How does the Biden Administration plan to deal with scandal-ridden UNRWA? Will it contribute to that agency even though its schoolbooks remain full of antisemitic passages? Isn’t withholding funds the best way – the only way – to eventually bring about the removal of texts which would not be out of place in the Third Reich? And does the Administration intend to resume aid to UNRWA without discussing the preposterous definition of a “Palestinian refugee” that has been foisted on the world? How will there ever be an end to the “Palestinian refugee” bloat if their numbers are uniquely allowed to keep growing, for reasons no one can either articulate or understand?

And how does the Biden Administration intend to get around the Taylor Force Act, which forbids the American government from aiding the Palestinians as long as they continue giving subsidies to terrorists and their families through their “Pay-For-Slay” program? Does President Biden think he has found a way to ignore that law? Or is Mahmoud Abbas, who knows full well that, as Muhammad said in a famous hadith, “war is deceit,” planning to disguise those subsidies as something else – say, simply “aid to poor families,” their poverty a result of their major breadwinner being either dead or imprisoned for life? That might get by with some, but it won’t pass muster in Congress. The Taylor Force Act is not an executive order that Biden can easily undo. It’s a law.

Haste, unseemly haste. Makes all kinds of waste. Don’t rush to offer financial solace — sorry, “humanitarian aid” — to Mahmoud Abbas.
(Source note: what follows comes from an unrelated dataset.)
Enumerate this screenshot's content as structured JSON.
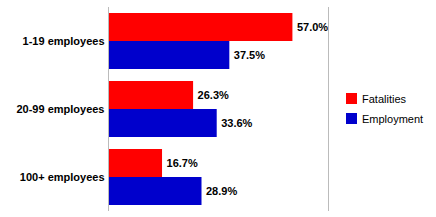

But do ask him how he’s enjoying his $13 million palace in Ramallah, and his $50 million jet parked nearby, and the $400 million fortune — some say he now has more than $500 million, but who’s counting? — he’s acquired, and the money he continues to receive from foreign donors that is sent directly to his office, and from there is transferred into foreign bank accounts that have been opened in the names of his grandchildren. He’s a doting grandfather. I’m sure he’d love to talk about them.